Out-Law News 3 min. read
22 Aug 2023, 1:29 pm
The UK government has granted a general licence to enable UK lawyers to provide legal advice to non-UK individuals and businesses in relation to their compliance with international sanctions on Russia, without breaching UK sanctions regulations themselves.
Earlier this summer, new UK Russian sanctions regulations took effect and prohibited UK persons and overseas persons when in the UK – including those working in-house at organisations – from providing legal advisory services to non-UK persons in relation to, or in connection with, any activity that is prohibited under the UK’s financial and trade sanctions on Russia if the activity in question was done by a UK person or taking place in the UK. The ban is not restricted to legal advice to the Russian government or entities and is wide enough to apply to lawyers and other persons who provide legal advice, for example, to export control and compliance professionals.
The regulations contain exceptions, including one which enables the provision of legal advice to non-UK individuals and businesses on whether an act, or proposed act, complies with the UK Russian regulations. However, the exception does not extend to advice to non-UK persons as to whether acts or proposed acts comply with other sanctions regimes that may be relevant, for example the EU or US Russian sanctions in place – raising the risk that UK lawyers would be unable to provide holistic advice without committing a criminal offence.
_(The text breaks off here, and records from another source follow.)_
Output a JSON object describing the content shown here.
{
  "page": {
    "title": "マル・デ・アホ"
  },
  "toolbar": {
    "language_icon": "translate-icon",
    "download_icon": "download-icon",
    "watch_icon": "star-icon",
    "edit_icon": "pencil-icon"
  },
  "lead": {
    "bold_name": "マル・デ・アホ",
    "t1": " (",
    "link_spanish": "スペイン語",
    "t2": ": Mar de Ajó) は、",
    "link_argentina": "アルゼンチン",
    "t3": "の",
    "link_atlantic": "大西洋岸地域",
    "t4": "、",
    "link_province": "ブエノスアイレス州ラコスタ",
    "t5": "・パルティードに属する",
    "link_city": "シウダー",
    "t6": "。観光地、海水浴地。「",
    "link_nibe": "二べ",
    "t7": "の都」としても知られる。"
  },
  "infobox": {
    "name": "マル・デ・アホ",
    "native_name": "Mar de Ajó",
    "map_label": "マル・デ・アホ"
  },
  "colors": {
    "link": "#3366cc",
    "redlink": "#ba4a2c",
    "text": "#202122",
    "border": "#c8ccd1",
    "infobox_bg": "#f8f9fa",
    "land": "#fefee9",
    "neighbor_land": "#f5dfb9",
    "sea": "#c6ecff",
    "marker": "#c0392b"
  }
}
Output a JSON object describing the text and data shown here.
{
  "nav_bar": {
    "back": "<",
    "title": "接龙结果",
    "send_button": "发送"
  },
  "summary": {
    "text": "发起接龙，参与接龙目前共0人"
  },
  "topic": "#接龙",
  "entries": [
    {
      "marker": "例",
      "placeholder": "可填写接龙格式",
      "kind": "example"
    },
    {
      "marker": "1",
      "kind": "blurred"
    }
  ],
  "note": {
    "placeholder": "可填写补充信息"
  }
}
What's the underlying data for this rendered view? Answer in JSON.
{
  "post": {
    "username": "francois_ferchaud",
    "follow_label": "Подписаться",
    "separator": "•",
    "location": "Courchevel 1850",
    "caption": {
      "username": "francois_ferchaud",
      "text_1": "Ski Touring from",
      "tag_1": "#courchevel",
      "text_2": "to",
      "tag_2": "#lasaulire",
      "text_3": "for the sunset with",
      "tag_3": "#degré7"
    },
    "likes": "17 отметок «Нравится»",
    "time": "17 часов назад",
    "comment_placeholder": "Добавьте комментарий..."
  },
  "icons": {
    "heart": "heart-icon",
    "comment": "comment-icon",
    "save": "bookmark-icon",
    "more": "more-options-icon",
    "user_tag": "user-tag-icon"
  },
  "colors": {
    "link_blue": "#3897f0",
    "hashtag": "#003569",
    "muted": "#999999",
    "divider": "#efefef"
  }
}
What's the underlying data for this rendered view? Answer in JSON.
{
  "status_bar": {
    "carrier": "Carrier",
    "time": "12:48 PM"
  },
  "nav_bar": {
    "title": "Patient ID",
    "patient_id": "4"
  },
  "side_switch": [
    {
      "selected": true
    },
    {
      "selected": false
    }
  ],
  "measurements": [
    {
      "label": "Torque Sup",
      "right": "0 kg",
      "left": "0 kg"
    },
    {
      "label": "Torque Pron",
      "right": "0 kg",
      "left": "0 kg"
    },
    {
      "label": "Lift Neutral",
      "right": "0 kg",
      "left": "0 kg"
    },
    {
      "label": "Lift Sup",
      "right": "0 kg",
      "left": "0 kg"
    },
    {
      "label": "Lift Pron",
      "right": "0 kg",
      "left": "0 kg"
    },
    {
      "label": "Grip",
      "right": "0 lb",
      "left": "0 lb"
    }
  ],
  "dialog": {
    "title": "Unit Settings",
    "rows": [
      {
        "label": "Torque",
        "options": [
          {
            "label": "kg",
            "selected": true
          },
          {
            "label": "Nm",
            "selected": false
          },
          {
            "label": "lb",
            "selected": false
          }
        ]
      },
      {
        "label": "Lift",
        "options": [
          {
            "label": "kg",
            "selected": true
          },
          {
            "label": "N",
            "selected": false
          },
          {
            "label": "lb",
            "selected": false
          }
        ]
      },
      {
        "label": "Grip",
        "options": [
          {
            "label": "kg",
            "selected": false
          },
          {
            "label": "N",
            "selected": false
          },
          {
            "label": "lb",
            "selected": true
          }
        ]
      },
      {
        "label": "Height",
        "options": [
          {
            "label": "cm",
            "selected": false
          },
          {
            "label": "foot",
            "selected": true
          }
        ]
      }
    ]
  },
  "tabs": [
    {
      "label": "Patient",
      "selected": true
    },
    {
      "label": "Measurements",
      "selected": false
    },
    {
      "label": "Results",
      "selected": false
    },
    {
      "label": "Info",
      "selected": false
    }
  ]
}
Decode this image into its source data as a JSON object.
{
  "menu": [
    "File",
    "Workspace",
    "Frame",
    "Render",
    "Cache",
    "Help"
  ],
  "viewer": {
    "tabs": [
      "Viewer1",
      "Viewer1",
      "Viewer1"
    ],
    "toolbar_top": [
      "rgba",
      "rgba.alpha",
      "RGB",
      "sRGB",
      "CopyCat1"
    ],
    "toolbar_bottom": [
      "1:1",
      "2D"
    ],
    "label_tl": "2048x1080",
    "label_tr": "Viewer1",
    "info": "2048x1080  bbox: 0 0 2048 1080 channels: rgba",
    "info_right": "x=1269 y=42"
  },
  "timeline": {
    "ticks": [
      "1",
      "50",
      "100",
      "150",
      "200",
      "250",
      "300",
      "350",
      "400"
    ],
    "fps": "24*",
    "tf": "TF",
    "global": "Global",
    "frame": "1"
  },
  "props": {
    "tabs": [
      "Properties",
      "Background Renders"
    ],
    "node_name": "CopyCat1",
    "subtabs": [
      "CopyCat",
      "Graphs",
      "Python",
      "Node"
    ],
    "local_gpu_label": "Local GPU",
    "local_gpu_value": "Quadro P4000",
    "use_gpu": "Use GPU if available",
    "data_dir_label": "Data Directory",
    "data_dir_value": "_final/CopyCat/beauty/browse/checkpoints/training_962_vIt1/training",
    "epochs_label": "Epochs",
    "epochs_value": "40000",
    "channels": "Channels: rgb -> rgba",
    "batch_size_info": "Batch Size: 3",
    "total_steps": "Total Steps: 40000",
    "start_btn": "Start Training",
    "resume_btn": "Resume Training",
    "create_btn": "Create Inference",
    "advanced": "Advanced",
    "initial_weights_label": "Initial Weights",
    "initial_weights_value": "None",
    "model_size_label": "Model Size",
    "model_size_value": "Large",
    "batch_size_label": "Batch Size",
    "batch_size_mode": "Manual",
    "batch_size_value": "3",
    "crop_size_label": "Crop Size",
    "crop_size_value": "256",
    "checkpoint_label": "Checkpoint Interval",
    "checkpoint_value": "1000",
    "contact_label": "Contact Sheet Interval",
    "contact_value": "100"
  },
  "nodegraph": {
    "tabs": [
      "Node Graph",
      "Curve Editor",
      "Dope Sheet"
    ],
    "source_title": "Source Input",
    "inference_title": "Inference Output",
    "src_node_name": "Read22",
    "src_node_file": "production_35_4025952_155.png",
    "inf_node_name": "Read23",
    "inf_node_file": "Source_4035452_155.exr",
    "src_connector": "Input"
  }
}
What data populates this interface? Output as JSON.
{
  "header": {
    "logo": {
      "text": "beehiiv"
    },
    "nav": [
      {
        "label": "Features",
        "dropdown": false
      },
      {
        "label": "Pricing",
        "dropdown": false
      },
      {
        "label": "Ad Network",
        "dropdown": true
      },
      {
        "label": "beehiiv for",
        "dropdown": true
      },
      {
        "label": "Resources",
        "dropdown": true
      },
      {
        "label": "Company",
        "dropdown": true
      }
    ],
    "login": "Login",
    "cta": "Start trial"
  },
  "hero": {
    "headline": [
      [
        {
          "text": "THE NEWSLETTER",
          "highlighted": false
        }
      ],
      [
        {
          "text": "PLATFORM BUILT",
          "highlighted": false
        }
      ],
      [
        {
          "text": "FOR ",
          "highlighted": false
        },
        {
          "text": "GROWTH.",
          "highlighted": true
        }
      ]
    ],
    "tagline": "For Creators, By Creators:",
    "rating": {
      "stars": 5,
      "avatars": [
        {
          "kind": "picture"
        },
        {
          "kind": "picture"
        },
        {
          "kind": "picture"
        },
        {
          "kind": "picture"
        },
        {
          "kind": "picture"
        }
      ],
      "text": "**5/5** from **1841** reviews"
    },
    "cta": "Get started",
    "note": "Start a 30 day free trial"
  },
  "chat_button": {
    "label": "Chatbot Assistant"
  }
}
In response to concerns raised by the legal industry, the government has now moved to issue a general trade licence (4-page / 240KB PDF) which permits UK persons to give otherwise prohibited legal advice to non-UK individuals and businesses subject to particular exclusions, conditions and requirements.
Those acting under the general licence need to balance satisfying an authorised person that the terms of the licence have been complied with, and ensuring privilege is not inadvertently breached
The licence enables the provision of advice on whether an act or a proposed act complies with, or could trigger punitive measures in relation to, restrictive measures, including sanctions, export and import controls on or concerning Russia or the non-government controlled Ukrainian territory, imposed by any jurisdiction.
Those bound to comply with UK sanctions – UK nationals and those in the UK – will also be able to provide advice in relation to, or in connection with compliance with, or addressing the risk of punitive measures in relation to, restrictive measures, including sanctions, export and import controls on or concerning Russia or the non-government controlled Ukrainian territory, imposed by any jurisdiction; any laws of Russia that have as their object or effect the frustration of any laws specified at, including sanctions, export and import controls or other restrictive measures imposed by Russia; or any criminal law imposed by any jurisdiction, under the licence.
The licence also enables the provision of legal advice in relation to the discharge of or compliance with UK statutory or regulatory obligations.
Records must be retained for four calendar years from the end of the calendar year in which the record was created
Sanctions expert Stacy Keen of Pinsent Masons welcomed the move but highlighted that legal service providers wishing to take advantage of the new licence will be subject to registration and record-keeping obligations.
“To use the licence, providers of legal advisory services will need to register with SPIRE, the UK’s export licensing system, within 30 days of giving the otherwise prohibited advice. They will also need to maintain a record of instances where the general licence is used. A failure to do so is a criminal offence. The government has not prescribed a format for maintaining records, but a log would be a sensible step. A person authorised by the secretary of state or HMRC may enter premises to inspect compliance with record keeping requirements. Records must be retained for four calendar years from the end of the calendar year in which the record was created,” she said.
The UK Russian sanctions regulations detail the information that must be recorded, being such details “as may be necessary to allow the following information, where appropriate, to be identified in relation to each act done under the authority of the licence”: a description of the act; a description of the relevant services; the date of the act or the dates between which the act took place; the name and address of the entity / person utilising the licence; the name and address of the recipient and, if applicable, end-user of the services; any further information required by the licence.
Sanctions expert Tom Stocker of Pinsent Masons said an important protection has been built into the record-keeping requirements.
“Nothing in the requirements relating to maintaining records or inspections, obligates a legal adviser to disclose privileged information. Those acting under the general licence need to balance satisfying an authorised person that the terms of the licence have been complied with, and ensuring privilege is not inadvertently breached.”